Hella Berent

Galerie Dany Keller

Hella Berent’s lofty aspirations and passionate urge for self-realization are given expression in drawings and installations that convey abundant intellectual energy through a vocabulary of suggestive, fragmentary forms. Within a force field of dense, very dark planes of color, cubelike forms, and jagged trails of light, experiences of the self and of the world flow together to create a sensual view of reality magnified to cosmic proportions. We feel the presence of idiosyncratic, open spaces through the associations they evoke, activated by the emotional dynamics of the strokes and the intensity of the color. At the same time, but often only subliminally, contact with the outside world breaks through in these works in their connection with the historical city of Rome, where Berent lives as a fellow of the Villa Massimo.

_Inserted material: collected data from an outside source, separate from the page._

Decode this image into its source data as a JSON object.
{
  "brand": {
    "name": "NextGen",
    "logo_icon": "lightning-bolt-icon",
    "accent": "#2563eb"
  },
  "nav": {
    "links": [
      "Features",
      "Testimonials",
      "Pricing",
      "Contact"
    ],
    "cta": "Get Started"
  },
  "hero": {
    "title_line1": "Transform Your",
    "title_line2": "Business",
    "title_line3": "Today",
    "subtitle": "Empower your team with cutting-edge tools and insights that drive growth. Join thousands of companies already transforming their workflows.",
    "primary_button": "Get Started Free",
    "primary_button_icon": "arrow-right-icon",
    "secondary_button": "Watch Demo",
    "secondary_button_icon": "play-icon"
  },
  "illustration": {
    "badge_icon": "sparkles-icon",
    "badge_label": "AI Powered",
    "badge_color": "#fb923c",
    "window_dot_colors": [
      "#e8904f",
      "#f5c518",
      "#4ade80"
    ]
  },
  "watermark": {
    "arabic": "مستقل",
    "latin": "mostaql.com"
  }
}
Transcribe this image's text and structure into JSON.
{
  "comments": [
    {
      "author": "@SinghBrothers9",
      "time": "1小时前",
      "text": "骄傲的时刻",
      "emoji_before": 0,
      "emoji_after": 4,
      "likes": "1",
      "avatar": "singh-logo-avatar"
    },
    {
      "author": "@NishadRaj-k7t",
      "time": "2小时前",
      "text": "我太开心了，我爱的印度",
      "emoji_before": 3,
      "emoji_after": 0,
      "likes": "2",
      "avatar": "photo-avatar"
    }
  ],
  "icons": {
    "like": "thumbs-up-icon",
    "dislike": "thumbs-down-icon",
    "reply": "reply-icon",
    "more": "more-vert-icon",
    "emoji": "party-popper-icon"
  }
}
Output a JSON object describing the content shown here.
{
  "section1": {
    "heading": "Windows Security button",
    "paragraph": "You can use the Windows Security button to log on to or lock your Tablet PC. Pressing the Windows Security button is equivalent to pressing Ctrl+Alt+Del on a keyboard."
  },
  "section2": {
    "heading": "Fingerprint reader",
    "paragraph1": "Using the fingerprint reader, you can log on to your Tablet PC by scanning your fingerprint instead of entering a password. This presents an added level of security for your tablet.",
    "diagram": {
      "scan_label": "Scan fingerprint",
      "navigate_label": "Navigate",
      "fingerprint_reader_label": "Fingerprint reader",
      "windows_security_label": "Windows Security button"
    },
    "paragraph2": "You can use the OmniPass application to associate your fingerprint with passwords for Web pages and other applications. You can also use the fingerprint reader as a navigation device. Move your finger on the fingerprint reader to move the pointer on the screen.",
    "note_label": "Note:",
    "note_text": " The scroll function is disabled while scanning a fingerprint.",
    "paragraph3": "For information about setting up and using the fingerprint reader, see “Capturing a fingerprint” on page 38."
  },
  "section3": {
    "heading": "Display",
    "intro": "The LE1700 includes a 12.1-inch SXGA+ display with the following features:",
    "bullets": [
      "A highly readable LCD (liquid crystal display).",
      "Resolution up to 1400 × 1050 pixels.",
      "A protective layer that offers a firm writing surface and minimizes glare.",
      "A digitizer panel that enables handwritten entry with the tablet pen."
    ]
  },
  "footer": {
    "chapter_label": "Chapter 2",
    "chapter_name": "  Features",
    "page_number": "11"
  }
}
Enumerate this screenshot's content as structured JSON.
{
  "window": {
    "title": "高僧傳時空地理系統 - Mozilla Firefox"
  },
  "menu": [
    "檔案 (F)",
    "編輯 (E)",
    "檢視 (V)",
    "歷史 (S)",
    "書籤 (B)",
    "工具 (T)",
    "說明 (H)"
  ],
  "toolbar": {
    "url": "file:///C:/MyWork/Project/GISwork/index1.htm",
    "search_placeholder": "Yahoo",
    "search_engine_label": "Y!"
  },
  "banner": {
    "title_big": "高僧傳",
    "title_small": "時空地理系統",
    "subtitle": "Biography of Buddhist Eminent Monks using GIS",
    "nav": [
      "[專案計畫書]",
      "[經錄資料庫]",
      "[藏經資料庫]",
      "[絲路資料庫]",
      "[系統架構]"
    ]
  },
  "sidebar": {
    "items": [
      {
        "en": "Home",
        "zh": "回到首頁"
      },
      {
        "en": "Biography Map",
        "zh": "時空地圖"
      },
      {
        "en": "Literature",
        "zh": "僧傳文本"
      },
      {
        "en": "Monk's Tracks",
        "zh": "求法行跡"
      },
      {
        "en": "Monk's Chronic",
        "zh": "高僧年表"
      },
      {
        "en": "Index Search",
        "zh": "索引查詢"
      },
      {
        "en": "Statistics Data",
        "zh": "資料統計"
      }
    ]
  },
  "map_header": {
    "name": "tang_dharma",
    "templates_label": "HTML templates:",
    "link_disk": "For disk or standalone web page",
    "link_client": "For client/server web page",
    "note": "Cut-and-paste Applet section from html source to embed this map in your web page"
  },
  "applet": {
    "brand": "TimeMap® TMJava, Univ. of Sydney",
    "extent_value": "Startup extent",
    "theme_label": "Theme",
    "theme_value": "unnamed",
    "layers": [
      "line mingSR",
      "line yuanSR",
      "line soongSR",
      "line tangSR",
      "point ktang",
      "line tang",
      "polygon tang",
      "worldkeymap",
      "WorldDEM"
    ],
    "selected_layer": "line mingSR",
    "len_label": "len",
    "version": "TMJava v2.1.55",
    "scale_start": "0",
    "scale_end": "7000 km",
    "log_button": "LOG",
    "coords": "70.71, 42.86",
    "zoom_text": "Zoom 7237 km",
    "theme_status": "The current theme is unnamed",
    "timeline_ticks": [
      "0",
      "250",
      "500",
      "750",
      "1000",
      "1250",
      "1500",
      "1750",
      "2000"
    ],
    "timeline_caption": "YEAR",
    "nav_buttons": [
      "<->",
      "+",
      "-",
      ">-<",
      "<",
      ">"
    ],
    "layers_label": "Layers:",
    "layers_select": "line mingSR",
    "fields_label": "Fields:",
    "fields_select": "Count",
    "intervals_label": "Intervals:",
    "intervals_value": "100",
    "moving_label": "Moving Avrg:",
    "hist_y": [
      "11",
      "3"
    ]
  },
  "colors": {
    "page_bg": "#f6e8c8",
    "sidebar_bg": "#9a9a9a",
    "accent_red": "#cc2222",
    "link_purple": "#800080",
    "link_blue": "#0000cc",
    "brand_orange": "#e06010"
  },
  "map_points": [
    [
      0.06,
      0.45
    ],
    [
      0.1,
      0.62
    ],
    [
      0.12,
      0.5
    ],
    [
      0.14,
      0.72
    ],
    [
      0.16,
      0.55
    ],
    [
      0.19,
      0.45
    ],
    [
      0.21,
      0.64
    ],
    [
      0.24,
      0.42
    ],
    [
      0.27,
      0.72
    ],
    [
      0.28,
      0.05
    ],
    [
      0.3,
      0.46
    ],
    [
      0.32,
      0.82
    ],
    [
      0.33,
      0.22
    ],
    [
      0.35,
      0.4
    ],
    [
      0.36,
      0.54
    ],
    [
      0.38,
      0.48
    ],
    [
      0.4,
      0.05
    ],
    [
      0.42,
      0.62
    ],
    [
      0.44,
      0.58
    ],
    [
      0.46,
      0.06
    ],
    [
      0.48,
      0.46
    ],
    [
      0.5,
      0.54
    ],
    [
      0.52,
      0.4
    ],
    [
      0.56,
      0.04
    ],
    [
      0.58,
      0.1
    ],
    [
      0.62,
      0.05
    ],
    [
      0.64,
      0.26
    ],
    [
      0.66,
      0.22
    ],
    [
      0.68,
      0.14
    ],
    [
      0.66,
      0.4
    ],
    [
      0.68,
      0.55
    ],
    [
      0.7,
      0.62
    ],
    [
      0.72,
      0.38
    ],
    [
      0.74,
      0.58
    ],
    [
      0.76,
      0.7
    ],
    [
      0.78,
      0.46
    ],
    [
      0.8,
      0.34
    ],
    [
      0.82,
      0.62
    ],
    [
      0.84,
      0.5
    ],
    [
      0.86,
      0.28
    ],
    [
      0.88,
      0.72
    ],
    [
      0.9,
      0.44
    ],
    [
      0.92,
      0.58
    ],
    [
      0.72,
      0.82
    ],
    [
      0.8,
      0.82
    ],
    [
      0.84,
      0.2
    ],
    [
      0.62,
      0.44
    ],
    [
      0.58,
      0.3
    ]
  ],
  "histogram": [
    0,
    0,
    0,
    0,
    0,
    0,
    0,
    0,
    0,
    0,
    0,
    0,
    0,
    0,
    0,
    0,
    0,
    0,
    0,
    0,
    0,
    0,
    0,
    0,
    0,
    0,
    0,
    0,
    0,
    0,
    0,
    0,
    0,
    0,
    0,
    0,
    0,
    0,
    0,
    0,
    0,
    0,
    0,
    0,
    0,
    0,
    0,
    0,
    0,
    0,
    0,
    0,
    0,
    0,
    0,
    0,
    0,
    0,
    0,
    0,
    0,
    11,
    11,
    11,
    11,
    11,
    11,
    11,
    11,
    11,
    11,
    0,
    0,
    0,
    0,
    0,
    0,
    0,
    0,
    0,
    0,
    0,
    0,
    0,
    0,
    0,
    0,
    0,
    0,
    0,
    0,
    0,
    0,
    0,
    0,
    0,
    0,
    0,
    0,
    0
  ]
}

As in her earlier works, Berent seeks to reach both the airy heights and the historical and mythic depths through research into the space between, above, and below the body and the earth. On the floor of one installation, Das lachende Weltgericht (The laughing world court, 1986), potsherds from the ancient Monte Testaccio (mountain of shards) remind us of the slowly growing layers of Roman history. But the viewer stays immersed in the sense of historical time only briefly before getting caught up in the heights of timeless, visionary, Leonardesque landscape. In the end, what cannot be unified is brought into harmony. Mirror islets, crowned with cones of black pigment, draw the heavens down to earth, turn above into below. Above and below, near and far, past and present are neutralized in the free space of Berent’s art. By balancing vision, emotion, and artistic consciousness, Berent presents a truly Herculean challenge to this unstable world and attempts to reunite all those fragments that make up our history, our collective experience, and our individual lives.

Ingrid Rein

Translated from the German by Leslie Strickland.